PREDATOR is set to continue its unbroken run of winning every film prize since 1988.
John McTiernan’s masterpiece tells the story of Major ‘Alan’ Dutch Schaefer as he leads a dwindling group of commandos against an otherworldly enemy with glowing green blood.
Since its release over two decades ago, Predator has been adapted into numerous stage plays, an opera and an acclaimed conceptual art installation at Tate Britain. The Collector’s Edition DVD of the film is required viewing on school syllabuses in 64 countries.
Cinema critic Roy Hobbs said: “On the form of previous unbroken success, and also because there is clearly no superior film, my prediction is for Predator to yet again sweep the board at the Oscars, including Best Foreign Language film.
“Which, by the way, is legitimate because during the film we hear Predator speak in Predator language.”

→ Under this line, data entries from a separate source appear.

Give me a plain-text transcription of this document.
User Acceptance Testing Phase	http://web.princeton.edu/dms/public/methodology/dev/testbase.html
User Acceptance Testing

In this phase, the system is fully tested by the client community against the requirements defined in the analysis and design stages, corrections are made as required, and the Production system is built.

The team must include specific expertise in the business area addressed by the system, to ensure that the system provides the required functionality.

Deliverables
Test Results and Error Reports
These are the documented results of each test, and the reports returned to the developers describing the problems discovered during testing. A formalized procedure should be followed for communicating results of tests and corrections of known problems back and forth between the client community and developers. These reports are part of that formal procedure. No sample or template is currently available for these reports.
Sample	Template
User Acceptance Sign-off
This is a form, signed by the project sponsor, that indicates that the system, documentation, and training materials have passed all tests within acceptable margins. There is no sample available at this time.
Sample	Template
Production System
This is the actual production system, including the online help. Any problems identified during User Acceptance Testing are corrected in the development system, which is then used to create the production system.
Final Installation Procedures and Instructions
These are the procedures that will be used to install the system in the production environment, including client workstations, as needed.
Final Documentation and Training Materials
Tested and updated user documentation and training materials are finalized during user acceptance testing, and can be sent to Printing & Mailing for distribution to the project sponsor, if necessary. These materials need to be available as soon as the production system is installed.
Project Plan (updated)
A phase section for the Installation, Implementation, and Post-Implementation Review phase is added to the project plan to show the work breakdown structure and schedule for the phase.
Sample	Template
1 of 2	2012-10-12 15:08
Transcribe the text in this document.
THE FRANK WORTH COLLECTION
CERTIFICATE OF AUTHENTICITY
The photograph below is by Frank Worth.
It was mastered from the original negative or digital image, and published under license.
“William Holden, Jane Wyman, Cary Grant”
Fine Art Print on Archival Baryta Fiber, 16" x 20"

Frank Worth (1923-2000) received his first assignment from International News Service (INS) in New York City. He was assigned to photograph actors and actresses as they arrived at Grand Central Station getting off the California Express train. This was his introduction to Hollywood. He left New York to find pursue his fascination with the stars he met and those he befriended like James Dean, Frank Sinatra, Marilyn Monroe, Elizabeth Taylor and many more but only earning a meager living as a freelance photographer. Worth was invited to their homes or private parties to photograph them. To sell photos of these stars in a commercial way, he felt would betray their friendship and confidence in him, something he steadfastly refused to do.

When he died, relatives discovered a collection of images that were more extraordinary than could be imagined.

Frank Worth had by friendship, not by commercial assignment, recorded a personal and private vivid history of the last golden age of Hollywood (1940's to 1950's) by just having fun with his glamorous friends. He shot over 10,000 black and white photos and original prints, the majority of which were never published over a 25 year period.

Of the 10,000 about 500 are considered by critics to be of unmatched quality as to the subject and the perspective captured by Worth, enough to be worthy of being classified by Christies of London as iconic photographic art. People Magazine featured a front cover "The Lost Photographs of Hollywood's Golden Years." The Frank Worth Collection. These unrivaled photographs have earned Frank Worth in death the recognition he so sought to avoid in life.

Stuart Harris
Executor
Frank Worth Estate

However, experts admitted that by the early 90s the masterwork made all subsequent attempts at film making irrelevant.
Film historian Nikki Hollis said: “Let us consider the scene where Dutch skewers a guerilla to a post with a throwing knife then quips, ‘stick around’.
“Or the relationship between Dutch and his old comrade Dillon, which overcomes Dillon’s initial suspicions about his friend’s newly-acquired smart clothes and ‘fucking tie business’, only to end tragically when Dillon’s arm is severed. Can this be equalled? It cannot.”
Since his 18th consecutive best actor Oscar in 2005, Arnold Schwarzenegger has been donating the annual prize to one of the distant runners-up.
Favourites this year include Denzel Washington for Predator 14: The Ballad of Billy Sole and Joaquin Phoenix for Predator v Abba.